By Brower’s account, the studio system legally ends with the Paramount case of 1948, but multiple factors usher out classical Hollywood not with a bang but a whimper, as less centralized control paralleled a huge contraction of production. The dissolving of Hollywood’s global hegemony and domestic theatrical control would admit more independent and art-house screen space for foreign films and its auteurs while also centering the authorship of the “filmmaker,” or writer-director. Screenwriters get rights to their own materials in 1953, but by this time many literary authors would go to university MFA programs instead of studio lots, corresponding with Mark McGurl’s notion of the American “program era.” In one of the book’s slim mentions of Hollywood labor actions, Brower notes that “a notion of a filmmaker’s authorship was emerging out of the [Writers] Guild’s emphasis on original materials, and with that, a notion of the Hollywood film as a kind of literature would follow” (153).

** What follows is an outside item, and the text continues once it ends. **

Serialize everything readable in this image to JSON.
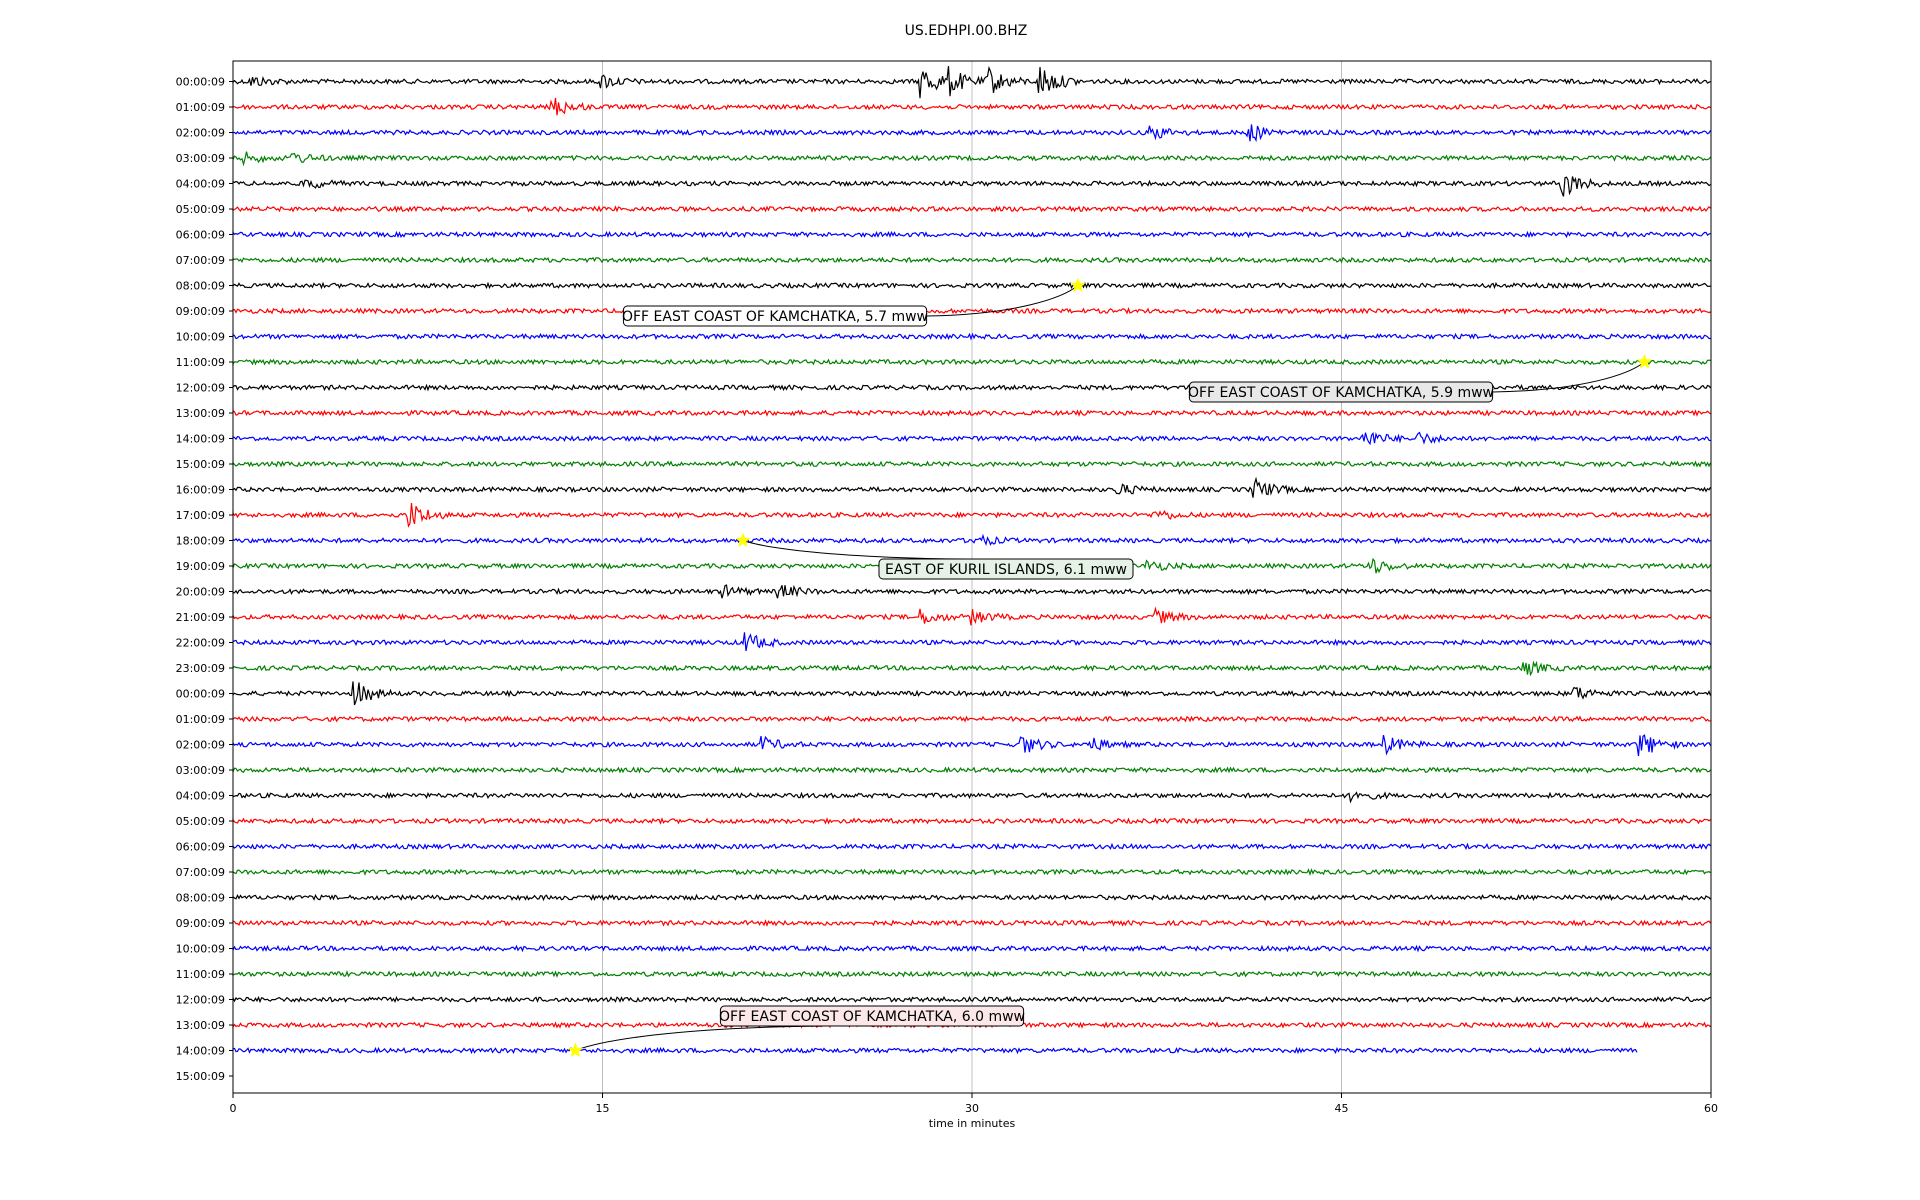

Brower does not account for why film should be considered literature as opposed to the “medium specific” form he isolates earlier.

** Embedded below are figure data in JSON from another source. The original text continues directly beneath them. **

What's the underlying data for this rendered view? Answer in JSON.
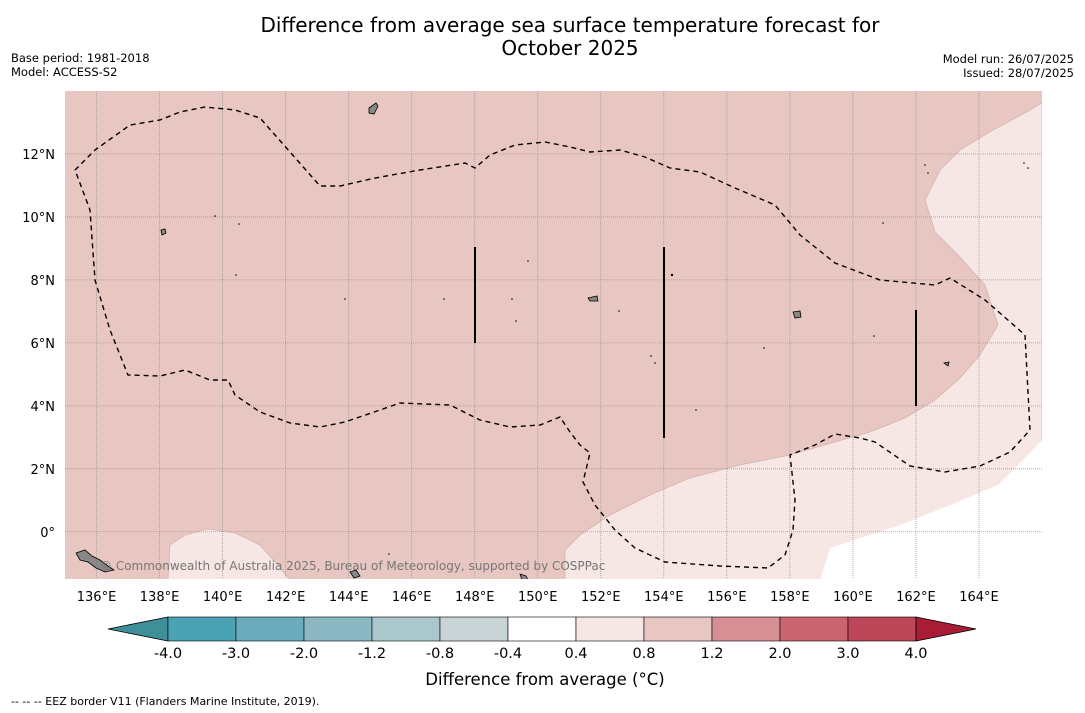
{
  "title_line1": "Difference from average sea surface temperature forecast for",
  "title_line2": "October 2025",
  "meta_left": {
    "base_period": "Base period: 1981-2018",
    "model": "Model: ACCESS-S2"
  },
  "meta_right": {
    "model_run": "Model run: 26/07/2025",
    "issued": "Issued: 28/07/2025"
  },
  "lat_labels": [
    "12°N",
    "10°N",
    "8°N",
    "6°N",
    "4°N",
    "2°N",
    "0°"
  ],
  "lat_values": [
    12,
    10,
    8,
    6,
    4,
    2,
    0
  ],
  "lon_labels": [
    "136°E",
    "138°E",
    "140°E",
    "142°E",
    "144°E",
    "146°E",
    "148°E",
    "150°E",
    "152°E",
    "154°E",
    "156°E",
    "158°E",
    "160°E",
    "162°E",
    "164°E"
  ],
  "lon_values": [
    136,
    138,
    140,
    142,
    144,
    146,
    148,
    150,
    152,
    154,
    156,
    158,
    160,
    162,
    164
  ],
  "map_extent": {
    "lon": [
      135,
      166
    ],
    "lat": [
      -1.5,
      14
    ]
  },
  "credit": "© Commonwealth of Australia 2025, Bureau of Meteorology, supported by COSPPac",
  "colorbar": {
    "tick_labels": [
      "-4.0",
      "-3.0",
      "-2.0",
      "-1.2",
      "-0.8",
      "-0.4",
      "0.4",
      "0.8",
      "1.2",
      "2.0",
      "3.0",
      "4.0"
    ],
    "colors": [
      "#3f8f99",
      "#4aa3b2",
      "#6aacbc",
      "#8bb8c3",
      "#a9c7cc",
      "#c9d4d6",
      "#ffffff",
      "#f6e6e4",
      "#e8c6c1",
      "#d68f95",
      "#c96570",
      "#bd4658",
      "#a81c36"
    ],
    "label": "Difference from average (°C)"
  },
  "legend_footer": "--  --  -- EEZ border V11 (Flanders Marine Institute, 2019).",
  "colors": {
    "anomaly_0_8_to_1_2": "#e8c6c1",
    "anomaly_0_4_to_0_8": "#f6e6e4",
    "anomaly_neg0_4_to_0_4": "#ffffff",
    "land": "#888888"
  }
}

For media scholars, a wealth of information lies in these pages. Literary scholars, however, may leave less convinced about what kind of literary history resides here and why we should be anything but concerned about how the studio era reflects our own media and political landscape. Brower exits his introduction with “this literary history of the studio system is ambivalent about Hollywood’s effects but absolutely clear on its power” (20). I leave Classical Hollywood, American Modernism asking how we can afford to be ambivalent about the past and present power of oligarchies and their governmental collaborators, if not also about our own academic system in times potentially even darker than McCarthyism, much of which descended upon Hollywood and, remember it or not, universities. I cannot be the only person who routinely finds themselves at a hotel bar after a long day of cultural studies panels to hear the murmured query, “Was Adorno right? What makes the culture industry evil?” I never ask.